Simulation of Experiment 1

Experiment 1 used complex heraldic imagery. Because object similarity and relational similarity covaried for this stimulus set, the pattern of human results shows a simple disassociation: (1) faster “different” responses in the S/D task for low-similarity pairs; and (2) faster difference identification for high-similarity pairs.

Simulation

To facilitate the computer simulation of this experiment, we first simplified the stimuli. The simplification involved replacing all patterns with solid colors and replacing objects with geometric shapes (e.g., the dragon in Fig. 1, images C & D, was replaced with a lightning bolt)16.

We ran SME on the simplified materials using same 40 pairings as were used in Experiment 1: 20 high-similarity and 20 low-similarity pairs of images in the style of heraldic shields. The images were imported directly into CogSketch from PowerPoint. The measures used were taken from SME’s normal operation (as in the Experiment 4 simulation). These were:

Local object matches: The number of local matches found by SME between object attributes only. This derived measure represents the object similarity of the stimuli.

Mapping score: The structural evaluation score for global mappings computed by SME between the complete representations. This measure represents the alignability of the stimuli and is a good approximation of relational similarity.

The predictions from structure-mapping theory are (1) For the S/D task, both low local object matches and low mapping score should correlate with human performance, reflecting the claim that any type of low similarity should allow people to quickly determine that the images are different. (2) For the difference-identification task, SME’s mapping score should correlate with human performance, since structure-mapping predicts that stimuli that share more structure can be aligned more easily.

Results and discussion

We consider each of the predictions in turn.

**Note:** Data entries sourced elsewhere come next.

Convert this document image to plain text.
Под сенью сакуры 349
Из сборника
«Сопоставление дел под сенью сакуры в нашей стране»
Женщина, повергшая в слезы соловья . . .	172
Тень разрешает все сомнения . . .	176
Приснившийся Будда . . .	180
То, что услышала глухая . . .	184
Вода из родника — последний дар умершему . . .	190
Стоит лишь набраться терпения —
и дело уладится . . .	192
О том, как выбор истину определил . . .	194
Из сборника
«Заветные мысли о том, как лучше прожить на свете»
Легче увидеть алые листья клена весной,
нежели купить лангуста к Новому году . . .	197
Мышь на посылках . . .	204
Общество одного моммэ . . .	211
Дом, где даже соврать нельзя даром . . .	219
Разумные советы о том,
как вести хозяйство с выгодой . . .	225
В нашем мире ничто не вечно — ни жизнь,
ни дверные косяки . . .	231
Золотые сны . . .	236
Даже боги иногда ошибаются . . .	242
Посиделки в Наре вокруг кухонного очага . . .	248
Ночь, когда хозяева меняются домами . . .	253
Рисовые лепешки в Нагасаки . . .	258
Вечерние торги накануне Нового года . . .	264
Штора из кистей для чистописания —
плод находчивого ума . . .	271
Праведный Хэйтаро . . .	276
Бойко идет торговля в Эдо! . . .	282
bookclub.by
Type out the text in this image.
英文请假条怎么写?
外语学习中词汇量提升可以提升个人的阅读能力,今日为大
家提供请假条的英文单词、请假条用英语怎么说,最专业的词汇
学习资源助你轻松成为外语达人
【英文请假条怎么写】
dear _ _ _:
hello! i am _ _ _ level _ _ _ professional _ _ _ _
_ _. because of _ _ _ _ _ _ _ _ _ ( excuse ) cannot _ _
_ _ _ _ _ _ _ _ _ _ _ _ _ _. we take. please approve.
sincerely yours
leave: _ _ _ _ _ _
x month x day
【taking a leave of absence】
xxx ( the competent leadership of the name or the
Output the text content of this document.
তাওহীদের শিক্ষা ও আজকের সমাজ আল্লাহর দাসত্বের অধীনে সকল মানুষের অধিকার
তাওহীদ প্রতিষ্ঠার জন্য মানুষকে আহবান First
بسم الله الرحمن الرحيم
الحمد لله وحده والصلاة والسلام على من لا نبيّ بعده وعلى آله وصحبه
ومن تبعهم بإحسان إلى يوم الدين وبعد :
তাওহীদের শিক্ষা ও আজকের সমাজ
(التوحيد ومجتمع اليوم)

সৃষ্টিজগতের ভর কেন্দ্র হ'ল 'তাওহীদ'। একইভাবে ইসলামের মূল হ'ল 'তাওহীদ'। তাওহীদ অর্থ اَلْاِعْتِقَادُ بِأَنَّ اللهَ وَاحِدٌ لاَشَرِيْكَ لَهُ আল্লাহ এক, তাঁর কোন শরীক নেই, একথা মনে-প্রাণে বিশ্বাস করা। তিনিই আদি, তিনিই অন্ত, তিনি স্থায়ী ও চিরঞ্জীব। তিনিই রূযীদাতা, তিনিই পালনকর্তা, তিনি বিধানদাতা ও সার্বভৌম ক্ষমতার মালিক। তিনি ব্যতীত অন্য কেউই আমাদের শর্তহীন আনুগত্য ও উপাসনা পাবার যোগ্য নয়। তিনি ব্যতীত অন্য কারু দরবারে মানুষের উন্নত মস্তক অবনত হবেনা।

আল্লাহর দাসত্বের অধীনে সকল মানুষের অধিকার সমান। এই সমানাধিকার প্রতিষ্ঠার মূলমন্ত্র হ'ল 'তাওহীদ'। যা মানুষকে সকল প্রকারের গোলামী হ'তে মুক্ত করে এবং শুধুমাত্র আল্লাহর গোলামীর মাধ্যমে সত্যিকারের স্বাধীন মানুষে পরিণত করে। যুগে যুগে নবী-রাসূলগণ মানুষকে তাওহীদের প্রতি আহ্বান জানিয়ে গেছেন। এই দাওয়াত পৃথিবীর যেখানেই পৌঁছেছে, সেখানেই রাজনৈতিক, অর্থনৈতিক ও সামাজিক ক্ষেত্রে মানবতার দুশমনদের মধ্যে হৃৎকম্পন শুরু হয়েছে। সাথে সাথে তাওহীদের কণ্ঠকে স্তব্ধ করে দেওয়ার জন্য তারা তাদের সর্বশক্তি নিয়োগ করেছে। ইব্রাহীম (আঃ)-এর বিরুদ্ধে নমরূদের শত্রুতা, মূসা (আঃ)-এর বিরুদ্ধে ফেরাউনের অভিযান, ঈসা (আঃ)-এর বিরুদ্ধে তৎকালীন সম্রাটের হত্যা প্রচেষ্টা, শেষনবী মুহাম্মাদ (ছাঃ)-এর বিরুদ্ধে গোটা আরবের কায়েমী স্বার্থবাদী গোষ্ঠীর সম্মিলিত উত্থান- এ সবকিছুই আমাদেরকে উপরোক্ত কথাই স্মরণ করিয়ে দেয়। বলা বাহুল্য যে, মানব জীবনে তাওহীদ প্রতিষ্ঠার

First, both the local object matches score and the mapping score correlate positively with S/D response times (local object matches: r = .39, p < .05; mapping score: r = .55, p < .01). This fits with the pattern that humans require more time to say “different” for more similar pairs (both at the object level and at the relational level).

Second, mapping score correlates negatively with response time in the difference-identification (r = −.43, p < .01), matching the faster performance for high-similarity pairs. However, because similarity and alignability co-varied to a large degree in Experiment 1 (r = .78, p < .01), the local object matches score also correlates negatively with difference-identification (r = −.39, p < .05).

Overall, the results of the simulation are as predicted for this simple stimulus set: High values of either the mapping score or the local object matches score are positively correlated with human response times in the S/D task, and negatively correlated with them in the difference identification task. In Experiment 4, we distinguish relational similarity from object similarity so as to test more fine-grained predictions of the model.